The Dragons knocked down five three-point shots in 118 seconds to trim a 12-point James Madison advantage down to a three-point gap with 23 seconds to play. But a converted free throw by James Madison’s Ron Curry and a missed three-point attempt from sophomore guard Sammy Mojica Jr. sank the Dragons in Harrisonburg, Virginia.
The loss marked the second straight defeat for Drexel after winning six straight games.
Curry and the Dukes were the catalysts of their own success when the game turned explosive in the second half.
After mild shooting performances from both teams in the first 20 minutes — both teams shot below 40 percent from the field — the Dukes erupted to hit 15 of their 18 field goal attempts in the second half.
Curry, who finished the night with a team-high 25 points for James Madison, knocked down all four of his field goal attempts in the second half, including two from deep and hit seven free throws for 17 second-half points.
Dukes forward Tom Vodanovich scored 11 points in the second stanza, making all three field goal attempts and draining four of four free throw attempts.
James Madison’s lights-out performance drew the curtains on a similarly electric second-half showing from Drexel’s Damion Lee. The junior guard Lee piled up 18 points in the second stanza on six-of-nine shooting, drilling four shots from behind the arc.
But Lee’s efforts were for naught. Any time he — or any one of the four Dragons who finished in double digits — managed to tie the score in the second half, the Dukes had an appropriate answer.
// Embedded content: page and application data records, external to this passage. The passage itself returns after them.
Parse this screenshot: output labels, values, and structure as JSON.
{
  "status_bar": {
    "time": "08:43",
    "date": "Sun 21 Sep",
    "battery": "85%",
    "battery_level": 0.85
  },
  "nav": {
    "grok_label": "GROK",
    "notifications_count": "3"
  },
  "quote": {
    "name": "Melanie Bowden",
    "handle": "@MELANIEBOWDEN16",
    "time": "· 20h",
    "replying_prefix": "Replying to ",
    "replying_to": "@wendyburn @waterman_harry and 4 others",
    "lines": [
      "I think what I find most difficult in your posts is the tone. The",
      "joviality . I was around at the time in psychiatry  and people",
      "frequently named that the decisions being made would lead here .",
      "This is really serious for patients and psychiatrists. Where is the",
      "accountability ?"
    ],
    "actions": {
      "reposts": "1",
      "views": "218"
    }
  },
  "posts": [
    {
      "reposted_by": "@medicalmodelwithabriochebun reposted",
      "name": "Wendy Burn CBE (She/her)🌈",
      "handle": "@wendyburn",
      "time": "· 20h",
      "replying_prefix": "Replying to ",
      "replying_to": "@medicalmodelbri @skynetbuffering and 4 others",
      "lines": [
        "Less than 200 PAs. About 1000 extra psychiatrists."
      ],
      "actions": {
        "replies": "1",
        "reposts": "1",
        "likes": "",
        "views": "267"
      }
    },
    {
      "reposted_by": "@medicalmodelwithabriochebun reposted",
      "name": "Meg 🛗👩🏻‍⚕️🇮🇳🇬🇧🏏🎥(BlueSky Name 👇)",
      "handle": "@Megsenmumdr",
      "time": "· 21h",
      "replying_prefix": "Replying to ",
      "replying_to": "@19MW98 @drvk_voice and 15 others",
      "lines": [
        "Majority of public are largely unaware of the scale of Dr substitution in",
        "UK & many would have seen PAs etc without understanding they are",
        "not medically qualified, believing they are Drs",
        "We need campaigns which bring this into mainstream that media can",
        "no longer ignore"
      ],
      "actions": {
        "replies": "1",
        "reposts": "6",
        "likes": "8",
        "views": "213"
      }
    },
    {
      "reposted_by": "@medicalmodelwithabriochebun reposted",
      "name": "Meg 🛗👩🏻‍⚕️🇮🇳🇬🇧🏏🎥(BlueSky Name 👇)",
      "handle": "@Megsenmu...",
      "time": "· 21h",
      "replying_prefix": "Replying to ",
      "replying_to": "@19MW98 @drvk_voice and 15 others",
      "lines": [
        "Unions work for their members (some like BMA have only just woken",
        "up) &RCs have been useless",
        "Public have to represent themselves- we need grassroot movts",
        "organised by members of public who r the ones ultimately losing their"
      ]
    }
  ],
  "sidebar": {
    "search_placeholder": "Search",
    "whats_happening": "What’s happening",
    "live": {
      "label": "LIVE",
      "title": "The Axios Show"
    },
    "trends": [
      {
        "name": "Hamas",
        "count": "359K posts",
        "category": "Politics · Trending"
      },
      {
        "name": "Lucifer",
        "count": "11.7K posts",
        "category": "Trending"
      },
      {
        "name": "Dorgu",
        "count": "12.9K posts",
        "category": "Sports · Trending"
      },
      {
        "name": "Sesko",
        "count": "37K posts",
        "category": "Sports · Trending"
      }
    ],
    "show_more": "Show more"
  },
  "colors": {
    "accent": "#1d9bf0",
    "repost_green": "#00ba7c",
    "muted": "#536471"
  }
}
Freshman guard Rashann London tied it at 37 with one of his three triples. On the next possession, Vodanovich dropped in a layup. When Lee tied it at 41 with a layup of his own, James Madison’s Dimitrije Cabarkapa sank a jumper.
The same thing happened at 43, and then 46 and then 49. Each time, James Madison interjected. The Dragons didn’t lead for a single second in the game, never able to turn a tie game into an advantage.
The Dukes led for almost the entire first half, relinquishing just a minute of game time to a tie score. After jumping out to a 19-8 lead and forcing Drexel head coach James “Bruiser” Flint to call a timeout, the Dukes seemed to be in control.
But a 10-2 run from the Dragons — which involved four different scorers — made it a three-point game, and Drexel remained in striking distance for the rest of the half, entering the locker rooms down 33-29.
The entire game was a physical, foul-ridden affair. The trend started in the first half, when 19 fouls were called and 23 foul shots were taken. By the time the final buzzer sounded, the referees whistled 37 fouls and the teams took 50 foul shots.
James Madison attempted 33 of those 50 foul shots, and the Dukes’ fundamentals shone through all night long. Matt Brady’s squad knocked down 26 of 33 free throw attempts. Curry buried 13 of 16 by himself, nearly matching Drexel’s mark of 14-for-17 from the charity stripe.
Senior guard Freddie Wilson played his best game of the season for the Dragons, scoring 16 points off the bench and knocking down four three pointers on five attempts. Three of those deep balls came during the Dragons’ late surge in the final two minutes.
Freshman guard Rashann London scored 13 points, eclipsing double digits for the first time since Jan. 5, and added six assists while committing just one turnover.